5. WOLNE

140 14 15
                                        

Dochodziła jedenasta, gdy skrzypnięcie drzwi wyrwało Magnusa ze snu.

– Przepraszam, nie chciałem cię obudzić – powiedział przepraszającym głosem Alec.

– Która godzina?

– Prawie ominęło nas śniadanie, zdążyłem w ostatniej chwili.

Podszedł do stolika i położył na nim przyniesioną z restauracji tacę. Udało mu się załapać na naleśniki, które ułożył na dużym talerzu w równy stosik. Obok, w dwóch małych miseczkach, znalazł się dżem truskawkowy i bita śmietana. Oczywiście nie mogło zabraknąć kawy, której aromatyczny zapach wywabił Azjatę z łóżka.

– Jak ręka? Powinieneś ją oszczędzać – zganił go, zakładając szlafrok.

Alec z rozbawieniem odnotował, że kocio oki przestrzega pierwszej i póki co jedynej zasady, którą wprowadził do ich pokojowej współegzystencji.

– Dzięki twoim pielęgniarskim zabiegom wszystko z nią w jak najlepszym porządku – odparł i na dowód poruszał palcami.
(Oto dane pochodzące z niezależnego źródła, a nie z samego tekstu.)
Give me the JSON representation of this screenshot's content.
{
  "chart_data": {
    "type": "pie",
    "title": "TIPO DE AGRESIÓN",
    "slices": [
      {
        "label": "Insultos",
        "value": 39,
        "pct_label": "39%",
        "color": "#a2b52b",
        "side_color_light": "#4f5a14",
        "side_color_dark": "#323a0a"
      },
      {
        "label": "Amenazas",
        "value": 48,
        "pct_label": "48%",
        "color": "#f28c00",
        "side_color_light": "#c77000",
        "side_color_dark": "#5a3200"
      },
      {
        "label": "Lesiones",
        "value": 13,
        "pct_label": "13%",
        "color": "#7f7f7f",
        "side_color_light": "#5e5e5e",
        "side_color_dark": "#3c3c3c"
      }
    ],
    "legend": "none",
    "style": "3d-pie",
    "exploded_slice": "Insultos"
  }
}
– Warto więc było kilka razy wdać się w bójkę, przynajmniej zdobyłem doświadczenie – zaśmiał się.

– Pozwól, że tego nie skomentuję. Jedzmy, bo całkiem wystygnie.
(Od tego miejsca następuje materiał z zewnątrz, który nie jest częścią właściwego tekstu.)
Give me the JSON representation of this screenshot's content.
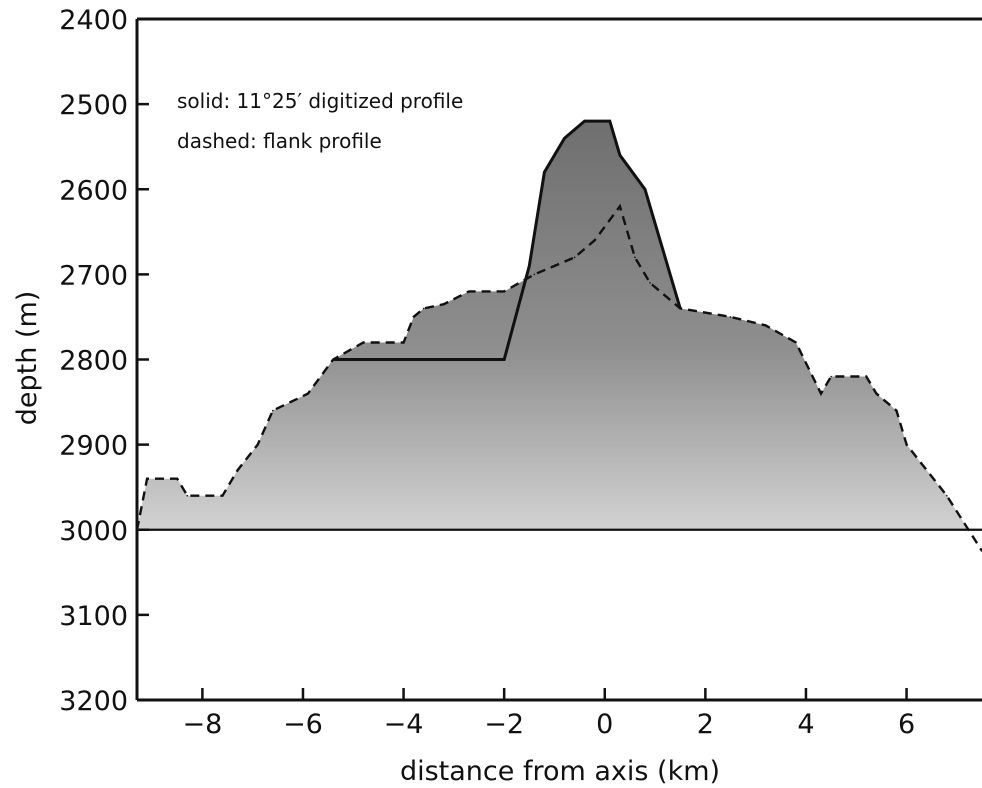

Mimo, iż znali się dopiero od kilku dni, wspólnie spędzone śniadanie okazało się dla Magnusa czymś tak naturalnym, jak by robili to od zawsze.
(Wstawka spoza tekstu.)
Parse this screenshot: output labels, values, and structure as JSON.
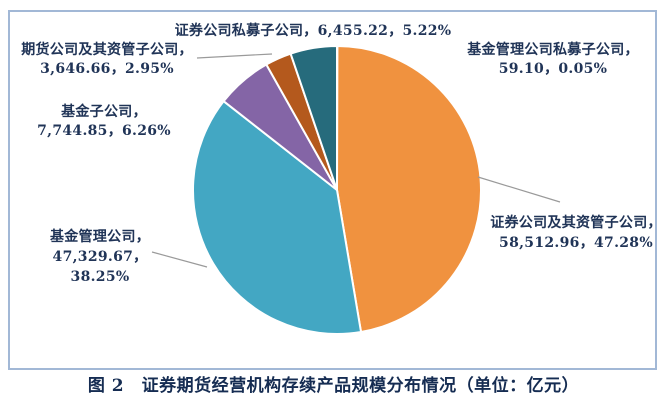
{
  "figure": {
    "caption": "图 2　证券期货经营机构存续产品规模分布情况（单位：亿元）"
  },
  "chart_data": {
    "type": "pie",
    "title": "证券期货经营机构存续产品规模分布情况",
    "unit": "亿元",
    "start_angle_deg": 0,
    "direction": "clockwise",
    "legend": "none",
    "slices": [
      {
        "name": "基金管理公司私募子公司",
        "value": 59.1,
        "pct": 0.05,
        "color": "#4f81bd"
      },
      {
        "name": "证券公司及其资管子公司",
        "value": 58512.96,
        "pct": 47.28,
        "color": "#f0923f"
      },
      {
        "name": "基金管理公司",
        "value": 47329.67,
        "pct": 38.25,
        "color": "#43a7c3"
      },
      {
        "name": "基金子公司",
        "value": 7744.85,
        "pct": 6.26,
        "color": "#8465a6"
      },
      {
        "name": "期货公司及其资管子公司",
        "value": 3646.66,
        "pct": 2.95,
        "color": "#b4591d"
      },
      {
        "name": "证券公司私募子公司",
        "value": 6455.22,
        "pct": 5.22,
        "color": "#266b7c"
      }
    ]
  },
  "callouts": [
    {
      "id": "securities-private",
      "lines": [
        "证券公司私募子公司，6,455.22，5.22%"
      ]
    },
    {
      "id": "futures",
      "lines": [
        "期货公司及其资管子公司，",
        "3,646.66，2.95%"
      ]
    },
    {
      "id": "fund-subsidiary",
      "lines": [
        "基金子公司，",
        "7,744.85，6.26%"
      ]
    },
    {
      "id": "fund-mgmt",
      "lines": [
        "基金管理公司，",
        "47,329.67，",
        "38.25%"
      ]
    },
    {
      "id": "fund-mgmt-private",
      "lines": [
        "基金管理公司私募子公司，",
        "59.10，0.05%"
      ]
    },
    {
      "id": "securities-asset-mgmt",
      "lines": [
        "证券公司及其资管子公司，",
        "58,512.96，47.28%"
      ]
    }
  ]
}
– Mógłbym się do tego przyzwyczaić – zagadnął, gdy ostatni naleśnik zniknął w jego ustach.

– Zapomnij, już i tak dwa razy dostarczyłem ci posiłek do pokoju – bronił się Alec.

– Jak to mówią? Do trzech razy sztuka? – droczył się.

– Jak to mówią? Nadzieja matką głupich? – odbił piłeczkę.

Bane nie chciał ciągnąć tego tematu, bowiem nie o to mu chodziło. Mógłby codziennie latać po śniadania i przynosić je do ich pokoju, byle tylko czuć się tak, jak teraz. Jak by wszystkie elementy układanki wskoczyły na właściwe miejsce.

Było to dla niego tym bardziej dziwne, że siedział przy stole w samym szlafroku w dodatku bez grama makijażu i w ogóle się tym nie przejmował. Czuł, że w obecności Aleca może być sobą, a ten nie będzie go oceniał. Było to nowe, orzeźwiające uczucie, jak by po długim czasie wynurzył się z wody i zaczerpnął wielki haust powietrza.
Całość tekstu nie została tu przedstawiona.